The continuous insertion of new vectors into a live index as data arrives, making them immediately searchable without a batch rebuild.

Recall Cliff

A sharp drop in result quality or spike in latency that occurs when a restrictive metadata filter leaves too few candidates for an ANN index to navigate effectively.

Recall@K

A search quality metric measuring what fraction of the true K nearest neighbours appear in the top-K results of an ANN search.

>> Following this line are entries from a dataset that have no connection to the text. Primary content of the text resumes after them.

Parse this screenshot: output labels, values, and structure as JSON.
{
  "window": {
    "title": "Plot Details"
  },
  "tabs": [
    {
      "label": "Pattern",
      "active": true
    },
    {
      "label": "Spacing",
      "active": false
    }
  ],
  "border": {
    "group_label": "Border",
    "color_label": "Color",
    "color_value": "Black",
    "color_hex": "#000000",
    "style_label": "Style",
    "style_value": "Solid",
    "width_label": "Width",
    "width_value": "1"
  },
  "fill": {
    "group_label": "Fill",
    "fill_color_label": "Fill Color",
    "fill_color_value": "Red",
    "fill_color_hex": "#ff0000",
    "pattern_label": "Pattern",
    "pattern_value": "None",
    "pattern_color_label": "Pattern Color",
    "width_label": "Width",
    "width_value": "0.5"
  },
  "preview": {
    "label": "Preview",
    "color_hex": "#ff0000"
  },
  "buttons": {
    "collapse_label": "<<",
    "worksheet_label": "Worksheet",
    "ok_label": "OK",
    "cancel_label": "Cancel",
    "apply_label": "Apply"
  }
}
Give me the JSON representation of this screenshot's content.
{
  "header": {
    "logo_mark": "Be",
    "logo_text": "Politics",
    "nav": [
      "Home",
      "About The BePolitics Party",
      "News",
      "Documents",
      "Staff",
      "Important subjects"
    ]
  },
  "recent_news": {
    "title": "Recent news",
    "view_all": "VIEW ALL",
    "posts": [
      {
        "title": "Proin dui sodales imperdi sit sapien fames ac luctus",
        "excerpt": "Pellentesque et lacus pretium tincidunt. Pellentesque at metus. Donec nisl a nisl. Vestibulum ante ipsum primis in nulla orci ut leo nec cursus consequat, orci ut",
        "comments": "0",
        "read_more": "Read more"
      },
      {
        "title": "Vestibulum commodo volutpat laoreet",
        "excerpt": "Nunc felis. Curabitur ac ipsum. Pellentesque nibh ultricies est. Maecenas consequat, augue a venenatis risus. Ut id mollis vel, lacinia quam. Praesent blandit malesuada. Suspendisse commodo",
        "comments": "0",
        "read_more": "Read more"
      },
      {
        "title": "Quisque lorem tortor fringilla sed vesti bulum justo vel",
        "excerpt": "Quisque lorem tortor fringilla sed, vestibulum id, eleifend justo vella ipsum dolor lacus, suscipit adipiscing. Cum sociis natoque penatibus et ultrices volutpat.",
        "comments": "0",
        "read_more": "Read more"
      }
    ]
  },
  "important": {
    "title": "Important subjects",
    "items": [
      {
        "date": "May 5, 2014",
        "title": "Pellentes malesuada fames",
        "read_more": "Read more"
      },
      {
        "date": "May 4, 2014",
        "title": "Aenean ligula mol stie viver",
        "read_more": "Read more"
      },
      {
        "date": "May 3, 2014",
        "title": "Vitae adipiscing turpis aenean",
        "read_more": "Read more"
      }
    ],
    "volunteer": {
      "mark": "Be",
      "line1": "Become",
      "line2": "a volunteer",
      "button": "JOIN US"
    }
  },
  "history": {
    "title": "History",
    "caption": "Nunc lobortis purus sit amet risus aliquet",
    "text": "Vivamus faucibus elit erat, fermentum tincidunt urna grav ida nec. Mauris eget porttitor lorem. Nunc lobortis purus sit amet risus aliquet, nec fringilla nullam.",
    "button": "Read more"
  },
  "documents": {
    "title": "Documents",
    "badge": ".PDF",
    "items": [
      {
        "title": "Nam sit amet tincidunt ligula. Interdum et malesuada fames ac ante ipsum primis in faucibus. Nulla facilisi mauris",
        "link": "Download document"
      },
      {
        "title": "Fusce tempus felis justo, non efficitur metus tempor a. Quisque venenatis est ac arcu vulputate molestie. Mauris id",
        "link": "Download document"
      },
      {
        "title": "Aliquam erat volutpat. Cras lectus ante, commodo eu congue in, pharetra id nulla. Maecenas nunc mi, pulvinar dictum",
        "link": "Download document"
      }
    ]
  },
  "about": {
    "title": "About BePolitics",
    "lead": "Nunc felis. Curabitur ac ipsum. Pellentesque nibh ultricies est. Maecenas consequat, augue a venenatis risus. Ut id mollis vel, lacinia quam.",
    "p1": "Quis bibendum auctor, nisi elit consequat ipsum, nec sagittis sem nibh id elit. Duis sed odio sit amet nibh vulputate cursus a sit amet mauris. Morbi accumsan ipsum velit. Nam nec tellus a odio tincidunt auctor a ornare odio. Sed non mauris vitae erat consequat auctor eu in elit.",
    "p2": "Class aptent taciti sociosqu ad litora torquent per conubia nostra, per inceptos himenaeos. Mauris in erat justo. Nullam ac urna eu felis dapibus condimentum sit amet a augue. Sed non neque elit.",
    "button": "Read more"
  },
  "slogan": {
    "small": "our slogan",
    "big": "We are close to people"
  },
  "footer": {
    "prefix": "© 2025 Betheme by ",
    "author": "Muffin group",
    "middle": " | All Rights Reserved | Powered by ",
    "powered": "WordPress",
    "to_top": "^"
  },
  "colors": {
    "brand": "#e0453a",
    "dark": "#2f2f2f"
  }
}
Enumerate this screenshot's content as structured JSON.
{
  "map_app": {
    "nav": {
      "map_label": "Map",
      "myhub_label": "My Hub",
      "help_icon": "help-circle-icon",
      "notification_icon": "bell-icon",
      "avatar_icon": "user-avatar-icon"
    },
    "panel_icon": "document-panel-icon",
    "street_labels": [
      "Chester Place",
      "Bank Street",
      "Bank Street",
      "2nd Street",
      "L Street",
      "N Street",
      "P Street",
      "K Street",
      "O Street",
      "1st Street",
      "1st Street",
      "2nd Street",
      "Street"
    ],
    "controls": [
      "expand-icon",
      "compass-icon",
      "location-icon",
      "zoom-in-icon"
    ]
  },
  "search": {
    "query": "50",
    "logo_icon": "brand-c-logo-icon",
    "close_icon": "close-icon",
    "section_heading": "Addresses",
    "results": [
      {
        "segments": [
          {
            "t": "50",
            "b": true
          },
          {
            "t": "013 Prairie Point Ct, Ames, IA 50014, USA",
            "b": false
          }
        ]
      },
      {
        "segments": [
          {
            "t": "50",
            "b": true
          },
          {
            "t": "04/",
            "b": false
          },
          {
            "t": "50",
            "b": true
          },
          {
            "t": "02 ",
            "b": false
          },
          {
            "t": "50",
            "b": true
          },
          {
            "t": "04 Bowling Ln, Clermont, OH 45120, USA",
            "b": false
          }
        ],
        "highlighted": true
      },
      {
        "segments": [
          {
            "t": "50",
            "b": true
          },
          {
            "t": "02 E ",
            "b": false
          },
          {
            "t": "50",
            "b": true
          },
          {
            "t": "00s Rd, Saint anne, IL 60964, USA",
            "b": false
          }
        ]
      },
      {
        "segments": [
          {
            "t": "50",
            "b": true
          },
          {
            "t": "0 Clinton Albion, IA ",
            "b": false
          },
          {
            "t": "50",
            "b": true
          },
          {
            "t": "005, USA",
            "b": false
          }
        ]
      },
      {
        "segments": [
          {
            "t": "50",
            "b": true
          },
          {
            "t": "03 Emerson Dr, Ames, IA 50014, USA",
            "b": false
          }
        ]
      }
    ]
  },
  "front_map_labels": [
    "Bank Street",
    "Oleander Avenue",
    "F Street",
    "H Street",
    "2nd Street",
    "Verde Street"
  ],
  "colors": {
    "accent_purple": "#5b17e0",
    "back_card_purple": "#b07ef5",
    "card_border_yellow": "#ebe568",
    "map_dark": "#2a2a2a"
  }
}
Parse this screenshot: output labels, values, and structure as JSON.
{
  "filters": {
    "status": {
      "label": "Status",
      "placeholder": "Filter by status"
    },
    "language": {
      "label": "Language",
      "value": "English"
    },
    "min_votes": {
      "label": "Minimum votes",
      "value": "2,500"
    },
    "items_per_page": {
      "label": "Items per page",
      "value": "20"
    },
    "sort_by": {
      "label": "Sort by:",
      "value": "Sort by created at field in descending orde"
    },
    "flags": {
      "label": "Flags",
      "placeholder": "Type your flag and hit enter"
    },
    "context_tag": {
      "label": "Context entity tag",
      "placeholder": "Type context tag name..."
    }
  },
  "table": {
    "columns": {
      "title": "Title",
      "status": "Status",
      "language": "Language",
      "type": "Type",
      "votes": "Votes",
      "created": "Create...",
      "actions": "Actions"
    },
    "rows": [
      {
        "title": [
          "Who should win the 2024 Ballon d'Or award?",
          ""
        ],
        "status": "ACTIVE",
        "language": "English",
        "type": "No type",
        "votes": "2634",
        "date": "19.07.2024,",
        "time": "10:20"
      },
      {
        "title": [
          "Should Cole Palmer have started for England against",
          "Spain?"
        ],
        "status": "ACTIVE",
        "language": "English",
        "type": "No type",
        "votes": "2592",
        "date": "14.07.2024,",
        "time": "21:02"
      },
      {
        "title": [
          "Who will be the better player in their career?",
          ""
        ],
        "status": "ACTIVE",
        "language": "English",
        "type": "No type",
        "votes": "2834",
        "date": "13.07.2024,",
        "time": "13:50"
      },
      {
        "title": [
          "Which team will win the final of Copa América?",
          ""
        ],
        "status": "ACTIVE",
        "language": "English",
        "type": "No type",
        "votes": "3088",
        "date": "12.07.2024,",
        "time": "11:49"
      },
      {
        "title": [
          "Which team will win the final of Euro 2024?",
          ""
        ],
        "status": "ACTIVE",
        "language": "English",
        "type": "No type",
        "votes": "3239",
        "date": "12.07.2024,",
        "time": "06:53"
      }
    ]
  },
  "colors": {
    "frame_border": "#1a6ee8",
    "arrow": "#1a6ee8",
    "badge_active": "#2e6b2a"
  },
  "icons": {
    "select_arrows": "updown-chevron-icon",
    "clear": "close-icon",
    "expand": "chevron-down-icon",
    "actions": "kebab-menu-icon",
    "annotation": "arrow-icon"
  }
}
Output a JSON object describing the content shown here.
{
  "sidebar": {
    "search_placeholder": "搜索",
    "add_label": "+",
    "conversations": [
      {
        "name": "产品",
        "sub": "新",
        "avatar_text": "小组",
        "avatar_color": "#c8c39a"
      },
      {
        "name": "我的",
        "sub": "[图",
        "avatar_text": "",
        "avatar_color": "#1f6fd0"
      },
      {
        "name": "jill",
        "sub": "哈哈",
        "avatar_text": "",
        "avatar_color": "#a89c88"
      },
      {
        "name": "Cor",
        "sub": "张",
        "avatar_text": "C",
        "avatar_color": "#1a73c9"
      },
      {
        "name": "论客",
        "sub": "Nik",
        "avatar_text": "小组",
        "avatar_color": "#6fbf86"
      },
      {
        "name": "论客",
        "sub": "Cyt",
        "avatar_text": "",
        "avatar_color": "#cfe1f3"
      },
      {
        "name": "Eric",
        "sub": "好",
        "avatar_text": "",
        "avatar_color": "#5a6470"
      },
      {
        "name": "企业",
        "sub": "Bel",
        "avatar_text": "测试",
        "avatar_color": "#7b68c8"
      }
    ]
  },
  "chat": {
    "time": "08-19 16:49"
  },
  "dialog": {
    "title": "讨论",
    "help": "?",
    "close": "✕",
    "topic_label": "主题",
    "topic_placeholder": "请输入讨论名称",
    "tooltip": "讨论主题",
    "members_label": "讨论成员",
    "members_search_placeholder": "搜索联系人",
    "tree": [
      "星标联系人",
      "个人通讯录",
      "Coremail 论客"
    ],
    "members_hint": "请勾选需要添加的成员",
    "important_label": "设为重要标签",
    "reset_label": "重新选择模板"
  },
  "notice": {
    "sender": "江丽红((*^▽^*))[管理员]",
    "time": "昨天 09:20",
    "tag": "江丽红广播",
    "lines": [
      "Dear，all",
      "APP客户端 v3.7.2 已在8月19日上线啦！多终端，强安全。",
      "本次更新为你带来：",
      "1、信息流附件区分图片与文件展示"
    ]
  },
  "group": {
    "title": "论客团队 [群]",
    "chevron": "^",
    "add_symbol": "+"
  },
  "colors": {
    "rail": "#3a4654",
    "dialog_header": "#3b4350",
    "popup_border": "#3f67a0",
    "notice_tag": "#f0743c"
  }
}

Reciprocal Rank Fusion (RRF)

A score fusion algorithm that combines ranked lists from multiple retrieval systems by summing reciprocals of each result's rank.

Relative Score Fusion

A score fusion method that normalises and weights the raw scores from each retrieval method before combining them, as an alternative to rank-based fusion.

Replication

Maintaining copies of a vector index across multiple nodes to improve query throughput and provide fault tolerance.

Representation Learning

The field of machine learning focused on training models to automatically learn useful vector representations of raw data.

Retrieval Layer

The component in an AI application stack responsible for finding and returning relevant stored content in response to a query, typically backed by a vector database.

Retrieval Pipeline

The end-to-end system for fetching relevant content, typically comprising embedding, indexing, ANN search, filtering, and optional re-ranking stages.

Roaring Bitmaps

A compressed bitmap data structure used in vector databases to represent sets of matching vector IDs for metadata filters, enabling extremely fast set intersection during filtered search.

Row-Level Security (RLS)

A database mechanism that restricts which rows a query can access based on the requesting user, used to enforce tenant isolation in shared-table vector stores.

S

Scalar Quantisation (SQ)

A compression method that reduces vector component precision from 32-bit floats to 8-bit integers, achieving a 4× memory reduction with minimal recall loss.

Score Fusion

The process of combining relevance scores from multiple retrieval methods into a single ranking, used in hybrid search to merge vector and keyword results.

Self-hosting

Running a vector database on your own infrastructure rather than a managed service, giving full control and no per-query cost but requiring operational expertise.

Semantic Caching

Caching LLM or retrieval responses keyed by query meaning rather than exact text, so semantically similar queries reuse a cached answer and avoid recomputation.

Semantic Memory

An agent memory type storing general facts and concepts independent of when they were learned, typically backed by a vector database for similarity retrieval.

Semantic Search

Search that retrieves results based on meaning and conceptual similarity rather than exact keyword or token matching.

Semantic Similarity

A measure of how alike two pieces of content are in meaning, computed as the distance between their embedding vectors.

Sentence Transformer

A class of transformer models that produce fixed-length sentence embeddings optimised for semantic similarity and retrieval tasks.

Serverless Vector Database

A vector database deployment model where infrastructure scales automatically and users are charged per query or storage unit rather than for provisioned capacity.

Sharding

Distributing a vector index across multiple nodes to scale beyond single-machine capacity, with queries executed across shards in parallel.

Similarity Search

The operation of finding the stored items most similar to a query item, measured by a distance metric in vector space.

Sparse Retrieval

A retrieval approach using sparse keyword-based representations such as BM25 or TF-IDF, excelling at exact term matching and rare vocabulary.

Sparse Vector

A vector in which most values are zero, typical of keyword-based representations like TF-IDF used in lexical retrieval.

Stateless

The property of LLMs that they retain no memory between separate invocations — each call starts fresh unless context is explicitly provided.

Structured Filtering

Applying conditions on structured scalar fields such as numbers, dates, categories, and booleans alongside vector similarity to narrow results to relevant records.